True competence isn’t about having a generic tool. It’s about having the right tool and knowing, instinctively, when and how to use it.
This is why I get so frustrated when people talk about skills in the abstract. It’s the root of so many bad hires, failed projects, and personal disappointments. We are setting people up to fail by telling them their toolbox is universally applicable. It’s not.
True skill is a dialect, not a universal language.
Think about my friend, Logan D. His job title is ‘Emoji Localization Specialist.’ On paper, you might lump his skills under ‘Communication’ or ‘Marketing.’ But that would be an insult to the sheer specificity of his craft. Logan’s job is to understand how an emoji will be interpreted across different cultures, age groups, and social contexts. He knows that the ‘slightly smiling face’ emoji can come across as passive-aggressive to people under 23 in North America. He knows which hand gesture emoji is a benign ‘okay’ in one country and a profound insult in another. He once spent 3 weeks in meetings arguing that a proposed cartoon octopus for a marketing campaign had to have the correct number of arms because an incorrect depiction would signal carelessness to marine biologists, a key demographic for this particular client.
His expertise is a deep, almost fanatical understanding of context. He can tell you that a 43-year-old father in Germany will interpret a thumbs-up as simple agreement, while a 23-year-old in Greece might see it as confrontational. His skill isn’t transferable to, say, writing a novel. The deep vertical of his knowledge is what makes him valuable, not its horizontal reach.
We cling to the myth of transferable skills because it’s egalitarian.

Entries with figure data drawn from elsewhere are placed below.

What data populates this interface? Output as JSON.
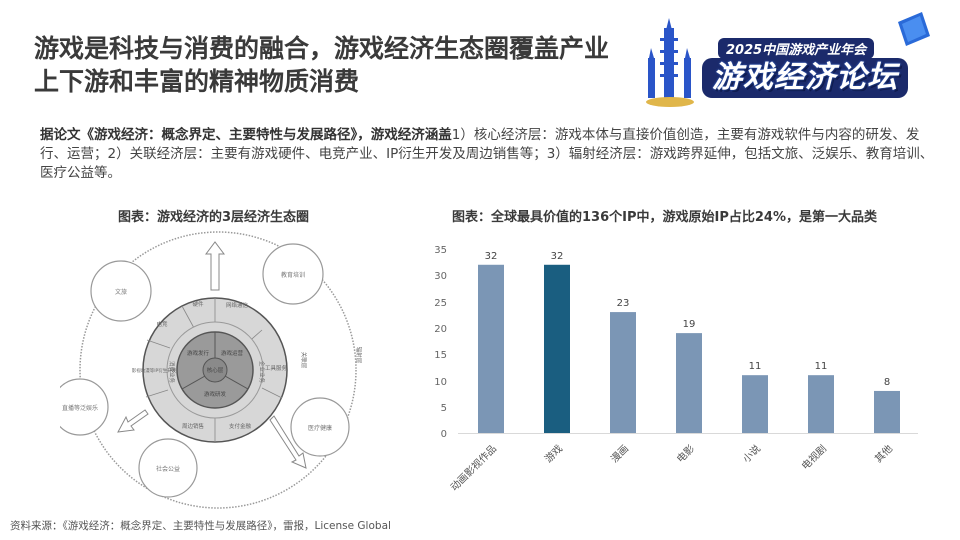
{
  "header": {
    "title": "游戏是科技与消费的融合，游戏经济生态圈覆盖产业上下游和丰富的精神物质消费",
    "logo": {
      "subtitle": "2025中国游戏产业年会",
      "main": "游戏经济论坛",
      "icons": [
        "pagoda-icon",
        "laptop-icon"
      ]
    }
  },
  "intro": {
    "bold_part": "据论文《游戏经济：概念界定、主要特性与发展路径》，游戏经济涵盖",
    "rest": "1）核心经济层：游戏本体与直接价值创造，主要有游戏软件与内容的研发、发行、运营；2）关联经济层：主要有游戏硬件、电竞产业、IP衍生开发及周边销售等；3）辐射经济层：游戏跨界延伸，包括文旅、泛娱乐、教育培训、医疗公益等。"
  },
  "diagram": {
    "caption": "图表：游戏经济的3层经济生态圈",
    "core": "核心层",
    "core_segments": [
      "游戏发行",
      "游戏运营",
      "游戏研发"
    ],
    "middle_left": "消费业务",
    "middle_right": "企业业务",
    "outer_segments": [
      "硬件",
      "网络通信",
      "工具服务",
      "支付金融",
      "周边销售",
      "影视动漫等IP衍生开发",
      "电竞"
    ],
    "related_layer_label": "关联层",
    "radiation_layer_label": "辐射层",
    "satellites": [
      "文旅",
      "教育培训",
      "直播等泛娱乐",
      "医疗健康",
      "社会公益"
    ]
  },
  "chart_caption": "图表：全球最具价值的136个IP中，游戏原始IP占比24%，是第一大品类",
  "chart_data": {
    "type": "bar",
    "title": "全球最具价值的136个IP中，游戏原始IP占比24%，是第一大品类",
    "categories": [
      "动画影视作品",
      "游戏",
      "漫画",
      "电影",
      "小说",
      "电视剧",
      "其他"
    ],
    "values": [
      32,
      32,
      23,
      19,
      11,
      11,
      8
    ],
    "highlight_index": 1,
    "colors": {
      "default": "#7b96b5",
      "highlight": "#1a5e80"
    },
    "xlabel": "",
    "ylabel": "",
    "ylim": [
      0,
      35
    ],
    "yticks": [
      0,
      5,
      10,
      15,
      20,
      25,
      30,
      35
    ],
    "grid": false,
    "data_labels": true
  },
  "footer": {
    "source": "资料来源：《游戏经济：概念界定、主要特性与发展路径》，雷报，License Global"
  }
}
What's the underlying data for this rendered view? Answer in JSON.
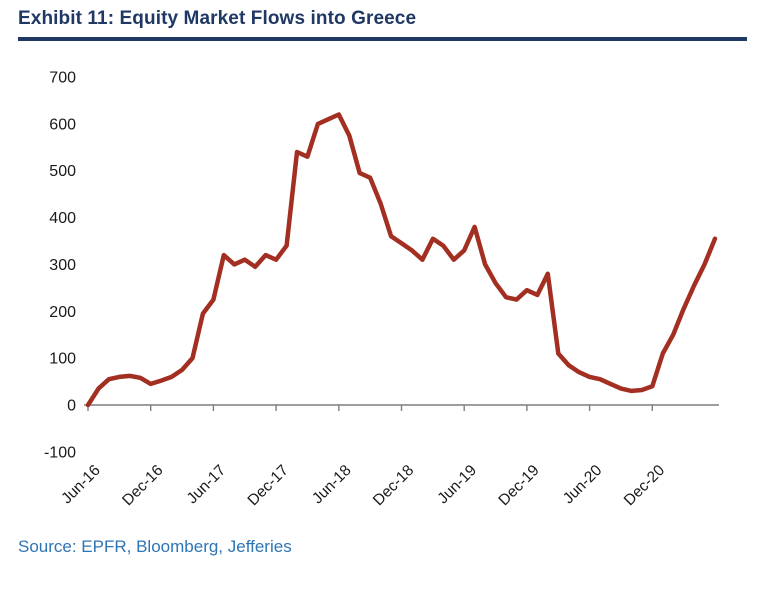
{
  "header": {
    "title": "Exhibit 11: Equity Market Flows into Greece"
  },
  "footer": {
    "source": "Source: EPFR, Bloomberg, Jefferies"
  },
  "colors": {
    "title": "#1F3864",
    "rule": "#1F3864",
    "line": "#A32E22",
    "axis": "#7F7F7F",
    "tick_label": "#1A1A1A",
    "source": "#2E75B6"
  },
  "chart_data": {
    "type": "line",
    "title": "Exhibit 11: Equity Market Flows into Greece",
    "x_start": "Jun-16",
    "x_interval": "monthly",
    "x_tick_labels": [
      "Jun-16",
      "Dec-16",
      "Jun-17",
      "Dec-17",
      "Jun-18",
      "Dec-18",
      "Jun-19",
      "Dec-19",
      "Jun-20",
      "Dec-20"
    ],
    "x_tick_indices": [
      0,
      6,
      12,
      18,
      24,
      30,
      36,
      42,
      48,
      54
    ],
    "y_ticks": [
      700,
      600,
      500,
      400,
      300,
      200,
      100,
      0,
      -100
    ],
    "ylim": [
      -100,
      700
    ],
    "grid": false,
    "legend": false,
    "series": [
      {
        "name": "Equity market flows into Greece",
        "values": [
          0,
          35,
          55,
          60,
          62,
          58,
          45,
          52,
          60,
          75,
          100,
          195,
          225,
          320,
          300,
          310,
          295,
          320,
          310,
          340,
          540,
          530,
          600,
          610,
          620,
          575,
          495,
          485,
          430,
          360,
          345,
          330,
          310,
          355,
          340,
          310,
          330,
          380,
          300,
          260,
          230,
          225,
          245,
          235,
          280,
          110,
          85,
          70,
          60,
          55,
          45,
          35,
          30,
          32,
          40,
          110,
          150,
          205,
          255,
          300,
          355
        ]
      }
    ]
  }
}
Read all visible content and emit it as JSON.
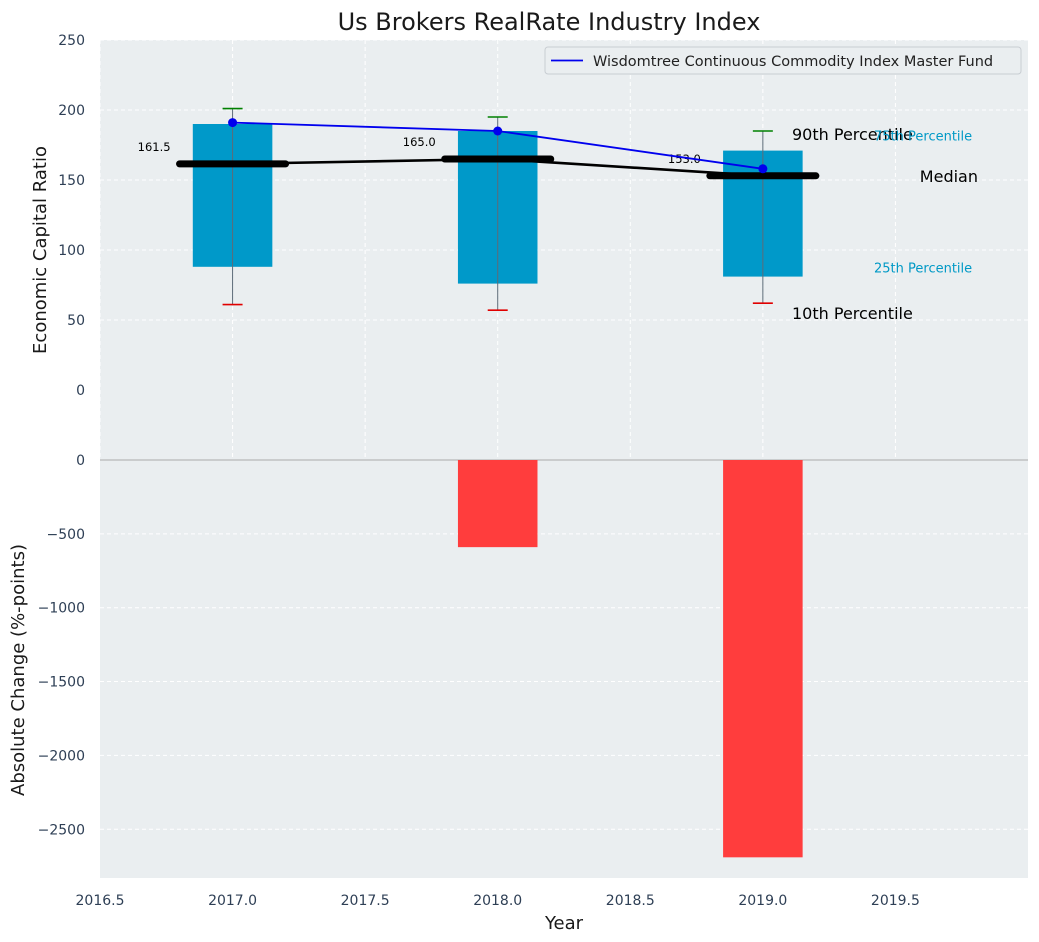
{
  "chart_data": [
    {
      "type": "bar",
      "title": "Us Brokers RealRate Industry Index",
      "ylabel": "Economic Capital Ratio",
      "xlim": [
        2016.5,
        2020.0
      ],
      "ylim": [
        -50,
        250
      ],
      "x_ticks": [
        "2016.5",
        "2017.0",
        "2017.5",
        "2018.0",
        "2018.5",
        "2019.0",
        "2019.5"
      ],
      "y_ticks": [
        "0",
        "50",
        "100",
        "150",
        "200",
        "250"
      ],
      "grid": true,
      "legend_position": "top-right",
      "years": [
        2017,
        2018,
        2019
      ],
      "percentiles": {
        "p10": [
          61,
          57,
          62
        ],
        "p25": [
          88,
          76,
          81
        ],
        "median": [
          161.5,
          165.0,
          153.0
        ],
        "p75": [
          190,
          185,
          171
        ],
        "p90": [
          201,
          195,
          185
        ]
      },
      "median_labels": [
        "161.5",
        "165.0",
        "153.0"
      ],
      "series": [
        {
          "name": "Wisdomtree Continuous Commodity Index Master Fund",
          "values": [
            191,
            185,
            158
          ]
        }
      ],
      "annotations": {
        "p90": "90th Percentile",
        "p75": "75th Percentile",
        "median": "Median",
        "p25": "25th Percentile",
        "p10": "10th Percentile"
      },
      "colors": {
        "box": "#0099c9",
        "series": "#0000ee",
        "median": "#000000",
        "p90_cap": "#008000",
        "p10_cap": "#e00000",
        "background": "#eaeef0"
      }
    },
    {
      "type": "bar",
      "xlabel": "Year",
      "ylabel": "Absolute Change (%-points)",
      "xlim": [
        2016.5,
        2020.0
      ],
      "ylim": [
        -2830,
        0
      ],
      "y_ticks": [
        "0",
        "−500",
        "−1000",
        "−1500",
        "−2000",
        "−2500"
      ],
      "x": [
        2017,
        2018,
        2019
      ],
      "values": [
        0,
        -590,
        -2690
      ],
      "colors": {
        "bar": "#ff3d3d"
      }
    }
  ]
}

It suggests a flattened world where anyone can do anything if they just have the core competencies. But the world isn’t flat. It’s mountainous, and expertise is found at the peaks. True mastery is, by its nature, exclusionary. It requires thousands of hours of focus in one specific domain. The poker dealer’s hands move with an economy of motion that comes from dealing 3 million hands, not from a general sense of ‘dexterity.’ The surgeon makes an incision based on a deep knowledge of anatomy, not a generic ability for ‘problem-solving.’
This isn’t to say that nothing carries over. Of course, patterns of thinking, discipline, and the ability to learn can be applied broadly. But these are meta-skills, the skills of acquiring skills. The actual application-the performance of the task-is almost always context-dependent. The confidence you have in a boardroom might evaporate on a casino floor. The empathy that makes you a great therapist might make you a poor soldier. The quick thinking of a day trader is a different species from the slow, deliberate thinking of a historian.
We keep telling people to just jump in, assuring them they already know how to move their arms. We need to stop. Instead, we need to respect the water.